What I would like to see more is around “two-tier” deployments. Many MNCs would like to deploy a lighter package like NetSuite in their smaller markets, with necessary integration with their Oracle (or SAP) at regional and global headquarters. Today, they have to do the plumbing on their own. Oracle and NetSuite could potentially make that a no-brainer with some investment on their part.
Verticals
This is an area where NetSuite has been cautious to not match Oracle’s reach. Oracle with its databases and infrastructure touches every vertical under the sun.
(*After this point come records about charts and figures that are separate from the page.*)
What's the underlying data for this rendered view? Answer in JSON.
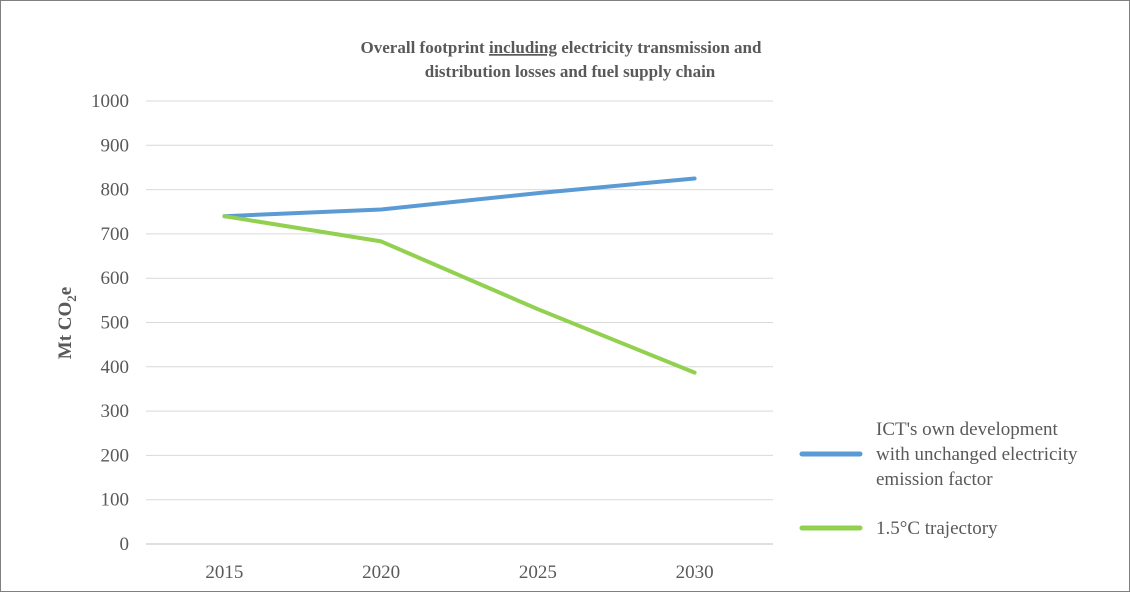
{
  "chart_data": {
    "type": "line",
    "title_line1_pre": "Overall footprint ",
    "title_line1_underlined": "including",
    "title_line1_post": " electricity transmission and",
    "title_line2": "distribution losses and fuel supply chain",
    "ylabel_main": "Mt CO",
    "ylabel_sub": "2",
    "ylabel_tail": "e",
    "xlabel": "",
    "categories": [
      "2015",
      "2020",
      "2025",
      "2030"
    ],
    "yticks": [
      "0",
      "100",
      "200",
      "300",
      "400",
      "500",
      "600",
      "700",
      "800",
      "900",
      "1000"
    ],
    "ylim": [
      0,
      1000
    ],
    "grid": true,
    "legend_position": "right",
    "series": [
      {
        "name_lines": [
          "ICT's own development",
          "with unchanged electricity",
          "emission factor"
        ],
        "color": "#5b9bd5",
        "values": [
          740,
          755,
          792,
          825
        ]
      },
      {
        "name_lines": [
          "1.5°C trajectory"
        ],
        "color": "#92d050",
        "values": [
          740,
          683,
          530,
          387
        ]
      }
    ]
  }
}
I had a one-on-one with Paul Farrell, VP Product Marketing to discuss the industry focus at NetSuite. He re-affirmed industries NetSuite has previously committed to including software, services, advertising and media publishing, not-for profit, manufacturing and wholesale distribution. He also said “We have an industry that we call general business where we primarily sell financials. But these can also be incubator industries.”
What was more interesting was his comments on “micro-verticals” – deeper in or adjacent to the sectors above. He called it “a bowling pin approach”. Pins knocked down increase coverage, and often help knock each other down. So, the move in retail into health and beauty shops leverages traceability features from process industries. But the micro-vertical coverage is gradual. Paul, told me in manufacturing they focus on high-tech not “oily” sectors. About aerospace he said they did not see enough of an OEM market. I cannot fault NetSuite for being disciplined for now – as EVP of Development Evan Goldberg told me “we have barely penetrated even 5% of the markets we are focused on”.
The reality is the verticals NetSuite and its cloud ERP and CRM peers have developed “books of record” for leave massive sectors such as utilities, insurance, hospitality and healthcare mostly untouched. That’s a lot of white space for new entrants to target.
Infrastructure
NetSuite has data from 40,000 customers in the cloud, while most of Oracle’s application data is scattered around on-prem locations of its customers. On the other hand, Oracle has a growing cloud infrastructure around the world and an impressive stable of data scientists and machine learning experts. Towards the end of his keynote, Evan showed the promise of the best of NetSuite and Oracle coming together in unique use cases like “Searchandizing”
They have to play the party line and they did say the right things about Oracle Cloud Infrastructure (OCI) , but NetSuite execs have to be a bit wary that Amazon, Microsoft, even Google, IBM and Alibaba have more traction than Oracle in the IaaS market. Not much they can do about it, other than leverage the infrastructure to their much larger cloud customer base.
During a Q&A, Mark Hurd was asked where he would invest his life savings – in quantum computing, an Elon Musk type Mars colonization expedition or to reverse aging. He smartly, and with a fine sense of comedic timing, deadpanned he would invest in Oracle stock. I would venture to say if another NetSuite came along he would likely consider investing in it.
This has been fruitful and educational relationship so far. Ok, maybe even a love affair.